I adjusted the skids today because the first time out I picked up a lot of gravel at the base of my driveway (which isn't paved), and I made sure the pressure in both tires was the same (15 PSI). I know now that this is below the spec from the manual (17-20 psi), so I will adjust this to a higher pressure next time out. They were about 20 and 23 to start.

Is this just the nature of the beast in this case? My previous snow blower was a Toro Power Throw 622, which I had pulled the pin from one side after the first or second use, and it stayed that way for the 20 years I owned it. I was used to the steering on that one after so many years, so maybe this is just something that takes getting used to? This one is a lot heavier and larger than the 622, so I hoped the auto steer would work for me.

Any thoughts or recommendations? Should I just pull a pin on this one and see if that helps (assuming that this is possible)? I haven't checked to see if there is a pin to pull on these wheels.

Thanks!


----------



## Kiss4aFrog (Nov 3, 2013)

:welcome: to SBF spiff72

I don't have any experience with Toro auto steer so I'll let someone who has take this one.

.


----------



## minnesotaman82 (Sep 19, 2017)

I have the same exact same 826 with auto steer. The auto steer was OK when I first got it but after reading advice from people on this site I switched out the standard steel skid shoes that came with it for some Toro poly skid shoes. It made all the difference. Basically transformed the snowblower and how the auto steer performed. The poly skid shoes slide much easier and makes the auto steer behave MUCH better. I don’t know why all auto steer snowblowers aren’t equipped with poly skids from the factory.

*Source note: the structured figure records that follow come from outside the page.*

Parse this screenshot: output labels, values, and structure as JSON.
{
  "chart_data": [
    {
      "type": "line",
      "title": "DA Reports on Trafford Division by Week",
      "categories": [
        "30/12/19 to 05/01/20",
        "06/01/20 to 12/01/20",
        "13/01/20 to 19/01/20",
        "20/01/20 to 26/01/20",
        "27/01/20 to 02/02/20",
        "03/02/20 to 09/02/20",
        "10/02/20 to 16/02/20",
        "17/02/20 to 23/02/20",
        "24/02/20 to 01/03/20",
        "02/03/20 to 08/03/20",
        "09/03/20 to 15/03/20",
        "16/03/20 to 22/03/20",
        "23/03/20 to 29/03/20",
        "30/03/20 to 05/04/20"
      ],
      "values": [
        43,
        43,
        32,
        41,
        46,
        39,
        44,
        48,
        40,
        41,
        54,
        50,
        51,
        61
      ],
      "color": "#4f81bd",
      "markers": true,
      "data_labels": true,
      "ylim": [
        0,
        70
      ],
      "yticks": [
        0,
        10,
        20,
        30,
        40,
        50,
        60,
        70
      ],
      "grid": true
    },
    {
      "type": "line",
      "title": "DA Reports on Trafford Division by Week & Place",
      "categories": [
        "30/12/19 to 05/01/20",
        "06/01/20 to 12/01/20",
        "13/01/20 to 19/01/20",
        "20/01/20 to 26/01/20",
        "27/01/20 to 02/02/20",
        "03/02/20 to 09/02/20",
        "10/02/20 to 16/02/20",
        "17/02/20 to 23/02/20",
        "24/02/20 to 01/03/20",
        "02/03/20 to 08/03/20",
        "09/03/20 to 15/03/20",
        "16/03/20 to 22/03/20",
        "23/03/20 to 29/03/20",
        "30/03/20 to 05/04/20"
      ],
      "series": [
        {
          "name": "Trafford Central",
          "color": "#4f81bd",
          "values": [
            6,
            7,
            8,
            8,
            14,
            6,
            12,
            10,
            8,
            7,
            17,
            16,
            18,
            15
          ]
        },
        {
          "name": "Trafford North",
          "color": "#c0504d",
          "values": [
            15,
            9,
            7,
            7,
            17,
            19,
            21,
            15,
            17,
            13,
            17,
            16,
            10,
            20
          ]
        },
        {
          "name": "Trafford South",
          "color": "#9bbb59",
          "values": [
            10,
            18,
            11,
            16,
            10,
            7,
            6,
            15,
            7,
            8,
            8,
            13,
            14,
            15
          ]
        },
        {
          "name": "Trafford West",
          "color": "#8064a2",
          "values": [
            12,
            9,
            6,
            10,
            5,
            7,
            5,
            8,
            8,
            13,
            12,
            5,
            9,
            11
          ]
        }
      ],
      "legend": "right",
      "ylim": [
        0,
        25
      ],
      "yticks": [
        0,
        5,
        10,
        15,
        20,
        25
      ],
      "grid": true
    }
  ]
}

Sent from my iPhone using Tapatalk


----------



## penna stogey (Nov 25, 2019)

Throwing the welcome mat from Gettysburg, Penna...


----------



## spiff72 (Jan 18, 2020)

minnesotaman82 said:


> I have the same exact same 826 with auto steer. The auto steer was OK when I first got it but after reading advice from people on this site I switched out the standard steel skid shoes that came with it for some Toro poly skid shoes. It made all the difference. Basically transformed the snowblower and how the auto steer performed. The poly skid shoes slide much easier and makes the auto steer behave MUCH better. I don’t know why all auto steer snowblowers aren’t equipped with poly skids from the factory.
> 
> 
> Sent from my iPhone using Tapatalk


Thanks - I will look into getting a pair of those.

My other issue is that the engine surges when under load. (Which seems to be the opposite problem that most people seem to have (surging at idle). I need to look into this one a bit more. The gas is only about 2 months old (bought this new and bought new gas and put Stabil in it, and then waited 2 months for snow to come (to be expected when buying a new snowblower!).

I might have to post this one in a new thread to see if it gets any suggestions.


----------